Twitter is making more money than ever before—even as it loses monthly active users.
On Thursday, the company announced its latest earnings report, and it was loaded with positive financial news. Twitter reported a record-setting revenue of $909 million in the fourth quarter, a 24-percent increase compared to this time last year. The company also announced it earned $3 billion in revenue last year, a 25 percent increase from 2017.
But even while bringing in record profits, the social media behemoth still faces a major problem: a decline in monthly users.
Twitter reported a total of 321 million monthly users at the end of last year, which means that the microblogging service lost a whopping 5 million users in the last quarter. Twitter’s monthly user base has dropped down the levels it hasn’t seen since the end of 2016. Monthly users have declined on Twitter every quarter since Q1 of last year. It wasn’t exactly growing exponentially before that time either.
One way Twitter will deal with this steady decline in monthly active users is to simply stop reporting them. The company announced that after 2019’s first quarter report, it will no longer report monthly users on the platform.
In place of monthly users, Twitter will report a new metric it’s calling “monetizable daily active users.”
According to Twitter’s earnings report, “Monetizable DAU are Twitter users who log in and access Twitter on any given day through Twitter.com or our Twitter applications that are able to show ads.”
The reason for the change is likely due to the fact that this new metric shows user growth on the platform. Twitter reports that it has 126 million monetizable daily active users, which is an increase from 115 million mDAU just one year prior.
To be fair, one of the reasons for the decline in its monthly users is a conscience choice the company made to clean bots and spam accounts from its platform. After one of the service’s biggest purges of these types of accounts last year, Twitter saw its biggest drop in monthly active users. Yet, during this time it also saw its daily active user metric rise.

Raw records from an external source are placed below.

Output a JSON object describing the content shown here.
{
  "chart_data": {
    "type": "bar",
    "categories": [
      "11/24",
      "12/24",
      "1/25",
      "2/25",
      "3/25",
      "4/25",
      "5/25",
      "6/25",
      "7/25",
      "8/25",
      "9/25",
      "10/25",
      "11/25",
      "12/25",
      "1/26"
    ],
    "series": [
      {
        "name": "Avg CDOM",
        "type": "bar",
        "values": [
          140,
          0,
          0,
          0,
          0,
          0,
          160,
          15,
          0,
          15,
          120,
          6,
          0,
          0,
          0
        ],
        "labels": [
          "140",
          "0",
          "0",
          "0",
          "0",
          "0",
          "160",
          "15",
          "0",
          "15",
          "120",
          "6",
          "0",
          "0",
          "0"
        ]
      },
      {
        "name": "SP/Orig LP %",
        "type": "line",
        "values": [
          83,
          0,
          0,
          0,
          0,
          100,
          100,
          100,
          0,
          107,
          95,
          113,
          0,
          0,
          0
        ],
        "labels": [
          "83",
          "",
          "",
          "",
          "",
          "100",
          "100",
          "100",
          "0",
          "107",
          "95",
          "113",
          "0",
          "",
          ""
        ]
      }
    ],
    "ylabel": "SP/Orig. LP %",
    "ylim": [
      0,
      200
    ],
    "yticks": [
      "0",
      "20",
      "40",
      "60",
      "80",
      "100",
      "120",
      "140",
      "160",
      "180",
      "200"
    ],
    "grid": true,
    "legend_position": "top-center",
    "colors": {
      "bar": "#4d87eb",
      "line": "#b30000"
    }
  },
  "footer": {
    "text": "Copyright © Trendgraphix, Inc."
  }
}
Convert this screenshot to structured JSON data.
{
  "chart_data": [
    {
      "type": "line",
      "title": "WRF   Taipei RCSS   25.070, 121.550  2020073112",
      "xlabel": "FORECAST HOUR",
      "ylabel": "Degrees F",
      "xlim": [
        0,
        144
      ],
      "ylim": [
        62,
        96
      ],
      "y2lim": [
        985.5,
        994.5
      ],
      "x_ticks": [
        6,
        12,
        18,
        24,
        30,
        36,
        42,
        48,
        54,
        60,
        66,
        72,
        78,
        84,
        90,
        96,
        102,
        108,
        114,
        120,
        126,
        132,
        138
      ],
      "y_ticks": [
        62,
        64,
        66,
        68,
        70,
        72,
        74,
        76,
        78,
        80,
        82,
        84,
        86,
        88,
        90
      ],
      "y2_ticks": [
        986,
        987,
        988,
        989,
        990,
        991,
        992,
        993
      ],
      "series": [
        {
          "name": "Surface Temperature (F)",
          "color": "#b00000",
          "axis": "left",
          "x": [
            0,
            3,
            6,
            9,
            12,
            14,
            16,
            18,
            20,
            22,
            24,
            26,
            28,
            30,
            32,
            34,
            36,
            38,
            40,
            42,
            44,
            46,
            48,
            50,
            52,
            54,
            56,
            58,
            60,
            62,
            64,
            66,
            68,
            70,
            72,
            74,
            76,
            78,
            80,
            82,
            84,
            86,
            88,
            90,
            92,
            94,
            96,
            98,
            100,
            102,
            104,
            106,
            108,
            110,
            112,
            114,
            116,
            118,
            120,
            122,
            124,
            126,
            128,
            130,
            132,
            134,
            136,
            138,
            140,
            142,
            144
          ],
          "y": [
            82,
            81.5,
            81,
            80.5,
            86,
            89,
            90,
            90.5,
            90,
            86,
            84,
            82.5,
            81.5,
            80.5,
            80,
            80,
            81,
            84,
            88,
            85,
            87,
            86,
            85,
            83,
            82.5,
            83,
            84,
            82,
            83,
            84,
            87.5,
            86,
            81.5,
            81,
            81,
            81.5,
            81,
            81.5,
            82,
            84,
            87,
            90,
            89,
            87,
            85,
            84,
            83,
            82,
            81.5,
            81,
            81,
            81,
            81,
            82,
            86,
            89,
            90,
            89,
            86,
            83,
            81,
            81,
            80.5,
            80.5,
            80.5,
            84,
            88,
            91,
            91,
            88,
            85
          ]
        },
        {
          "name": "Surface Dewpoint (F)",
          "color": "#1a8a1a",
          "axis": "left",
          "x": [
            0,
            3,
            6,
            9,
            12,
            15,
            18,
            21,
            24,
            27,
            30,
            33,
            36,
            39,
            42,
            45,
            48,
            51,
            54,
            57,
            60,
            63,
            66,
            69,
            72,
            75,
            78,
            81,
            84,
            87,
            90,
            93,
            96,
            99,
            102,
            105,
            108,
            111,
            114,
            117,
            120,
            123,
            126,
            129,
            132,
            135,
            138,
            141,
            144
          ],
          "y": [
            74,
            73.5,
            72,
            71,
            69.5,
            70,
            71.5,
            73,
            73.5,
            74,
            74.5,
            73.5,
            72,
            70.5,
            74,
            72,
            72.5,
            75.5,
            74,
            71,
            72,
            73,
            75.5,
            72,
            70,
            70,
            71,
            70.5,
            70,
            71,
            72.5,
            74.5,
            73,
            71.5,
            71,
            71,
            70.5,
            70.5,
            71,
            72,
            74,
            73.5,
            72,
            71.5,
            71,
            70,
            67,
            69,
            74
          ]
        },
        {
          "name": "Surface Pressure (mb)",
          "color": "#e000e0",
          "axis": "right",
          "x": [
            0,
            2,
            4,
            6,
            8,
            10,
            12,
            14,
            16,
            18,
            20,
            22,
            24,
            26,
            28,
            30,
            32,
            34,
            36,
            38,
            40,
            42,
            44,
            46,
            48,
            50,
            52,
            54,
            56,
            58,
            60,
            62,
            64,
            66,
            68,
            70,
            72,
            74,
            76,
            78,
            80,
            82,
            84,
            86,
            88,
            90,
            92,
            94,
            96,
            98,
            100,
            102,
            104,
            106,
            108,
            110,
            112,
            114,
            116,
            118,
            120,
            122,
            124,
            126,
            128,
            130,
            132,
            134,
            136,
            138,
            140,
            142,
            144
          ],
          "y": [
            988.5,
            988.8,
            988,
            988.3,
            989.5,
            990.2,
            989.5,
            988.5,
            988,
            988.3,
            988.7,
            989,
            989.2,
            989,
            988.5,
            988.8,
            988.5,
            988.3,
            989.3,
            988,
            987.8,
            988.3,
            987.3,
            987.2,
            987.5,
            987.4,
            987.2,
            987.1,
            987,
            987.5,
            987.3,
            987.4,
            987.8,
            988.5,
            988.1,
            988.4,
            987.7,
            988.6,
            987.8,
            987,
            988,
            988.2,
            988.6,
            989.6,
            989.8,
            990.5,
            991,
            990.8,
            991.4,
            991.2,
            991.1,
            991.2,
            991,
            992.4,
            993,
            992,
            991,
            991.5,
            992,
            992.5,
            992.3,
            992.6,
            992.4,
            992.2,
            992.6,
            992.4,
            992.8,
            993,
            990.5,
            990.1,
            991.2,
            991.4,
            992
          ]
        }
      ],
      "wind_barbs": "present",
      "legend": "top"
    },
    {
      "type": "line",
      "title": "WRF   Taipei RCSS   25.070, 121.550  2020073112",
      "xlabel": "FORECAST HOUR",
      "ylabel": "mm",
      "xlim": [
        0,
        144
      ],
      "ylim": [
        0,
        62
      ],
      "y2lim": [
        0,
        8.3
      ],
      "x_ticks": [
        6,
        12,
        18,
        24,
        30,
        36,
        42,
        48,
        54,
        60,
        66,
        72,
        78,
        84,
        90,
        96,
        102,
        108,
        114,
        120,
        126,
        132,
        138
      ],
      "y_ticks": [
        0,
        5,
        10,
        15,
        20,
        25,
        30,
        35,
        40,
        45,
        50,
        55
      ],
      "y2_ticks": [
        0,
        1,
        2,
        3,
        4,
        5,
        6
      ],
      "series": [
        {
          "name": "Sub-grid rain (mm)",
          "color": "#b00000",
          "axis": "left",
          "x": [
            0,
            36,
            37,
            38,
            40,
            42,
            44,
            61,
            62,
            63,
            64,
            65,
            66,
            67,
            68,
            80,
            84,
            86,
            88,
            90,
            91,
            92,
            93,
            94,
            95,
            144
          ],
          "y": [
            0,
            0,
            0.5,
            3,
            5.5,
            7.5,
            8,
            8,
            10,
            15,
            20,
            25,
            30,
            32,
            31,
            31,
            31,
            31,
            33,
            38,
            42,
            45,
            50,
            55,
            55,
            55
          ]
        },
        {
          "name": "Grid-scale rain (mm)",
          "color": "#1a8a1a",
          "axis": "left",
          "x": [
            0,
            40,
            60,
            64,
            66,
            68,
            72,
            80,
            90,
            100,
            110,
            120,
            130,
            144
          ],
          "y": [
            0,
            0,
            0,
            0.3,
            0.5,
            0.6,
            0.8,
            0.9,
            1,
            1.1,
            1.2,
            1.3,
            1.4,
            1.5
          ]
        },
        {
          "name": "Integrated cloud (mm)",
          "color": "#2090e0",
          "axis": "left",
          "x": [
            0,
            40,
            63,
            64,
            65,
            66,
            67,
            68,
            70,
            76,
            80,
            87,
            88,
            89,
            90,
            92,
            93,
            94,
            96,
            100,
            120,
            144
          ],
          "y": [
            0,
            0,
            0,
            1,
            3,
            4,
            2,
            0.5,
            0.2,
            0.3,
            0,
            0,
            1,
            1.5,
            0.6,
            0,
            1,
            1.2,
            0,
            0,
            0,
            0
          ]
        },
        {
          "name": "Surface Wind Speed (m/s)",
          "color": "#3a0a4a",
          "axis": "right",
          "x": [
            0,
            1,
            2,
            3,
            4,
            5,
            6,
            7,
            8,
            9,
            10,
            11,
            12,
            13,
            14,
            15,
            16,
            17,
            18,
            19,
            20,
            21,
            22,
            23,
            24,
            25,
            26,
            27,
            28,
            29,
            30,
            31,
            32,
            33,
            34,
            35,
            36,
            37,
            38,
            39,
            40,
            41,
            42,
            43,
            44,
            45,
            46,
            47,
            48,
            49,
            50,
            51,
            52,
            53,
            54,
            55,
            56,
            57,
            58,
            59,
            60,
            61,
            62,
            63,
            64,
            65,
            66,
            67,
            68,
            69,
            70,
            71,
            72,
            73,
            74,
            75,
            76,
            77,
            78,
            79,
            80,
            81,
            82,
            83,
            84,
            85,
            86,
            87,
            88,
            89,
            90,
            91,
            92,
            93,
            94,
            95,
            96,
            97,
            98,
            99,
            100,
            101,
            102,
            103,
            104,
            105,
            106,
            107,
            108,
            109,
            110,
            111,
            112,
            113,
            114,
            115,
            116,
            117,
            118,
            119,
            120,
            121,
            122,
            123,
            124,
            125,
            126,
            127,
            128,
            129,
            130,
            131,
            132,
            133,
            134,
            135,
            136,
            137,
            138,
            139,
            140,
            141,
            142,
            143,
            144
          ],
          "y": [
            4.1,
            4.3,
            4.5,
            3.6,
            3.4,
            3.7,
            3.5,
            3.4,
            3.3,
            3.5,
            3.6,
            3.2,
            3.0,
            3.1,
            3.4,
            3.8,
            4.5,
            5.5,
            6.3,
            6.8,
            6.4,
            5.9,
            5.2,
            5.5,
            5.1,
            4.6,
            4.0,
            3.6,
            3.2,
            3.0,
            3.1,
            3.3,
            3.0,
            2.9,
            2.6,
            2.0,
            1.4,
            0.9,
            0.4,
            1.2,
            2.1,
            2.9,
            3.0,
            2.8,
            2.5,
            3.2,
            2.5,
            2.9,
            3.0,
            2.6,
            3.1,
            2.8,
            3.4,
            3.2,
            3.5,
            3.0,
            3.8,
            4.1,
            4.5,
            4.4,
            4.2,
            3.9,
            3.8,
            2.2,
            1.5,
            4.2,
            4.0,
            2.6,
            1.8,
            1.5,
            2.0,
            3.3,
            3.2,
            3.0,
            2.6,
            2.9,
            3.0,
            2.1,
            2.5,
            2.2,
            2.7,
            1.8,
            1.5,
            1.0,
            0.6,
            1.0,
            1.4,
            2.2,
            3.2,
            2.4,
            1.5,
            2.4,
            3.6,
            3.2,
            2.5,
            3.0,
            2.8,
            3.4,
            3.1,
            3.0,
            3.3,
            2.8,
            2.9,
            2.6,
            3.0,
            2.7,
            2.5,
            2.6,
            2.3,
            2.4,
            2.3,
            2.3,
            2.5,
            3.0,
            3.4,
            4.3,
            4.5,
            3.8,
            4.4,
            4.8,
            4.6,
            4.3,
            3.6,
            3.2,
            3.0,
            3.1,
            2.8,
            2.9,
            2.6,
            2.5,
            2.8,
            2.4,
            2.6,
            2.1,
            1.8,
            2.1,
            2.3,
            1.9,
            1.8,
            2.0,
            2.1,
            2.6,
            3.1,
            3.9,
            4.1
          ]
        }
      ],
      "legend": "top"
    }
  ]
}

While Twitter is a much smaller than, say, Facebook with its 1.52 billion daily active users, its latest metrics might actually be the most accurate portrayal of any social network’s user base. A report that came out just last month claims that half of Facebook’s users may very well be fake.
This doesn’t totally absolve Twitter from its problems, however. A health, growing platform would still record some sort of positive user growth. In fact, Snapchat, a younger and mobile-only platform, just reported a larger daily active userbase than Twitter. There’s also no good excuse for Twitter to be less transparent with its move to no longer report its monthly user numbers in the future.
Twitter recently stated that one of its main priorities going forward is conversation on the platform. With this new information on how the company is focusing on daily active users, it makes sense. Regardless, the social network still desperately needs to figure out a way to grow.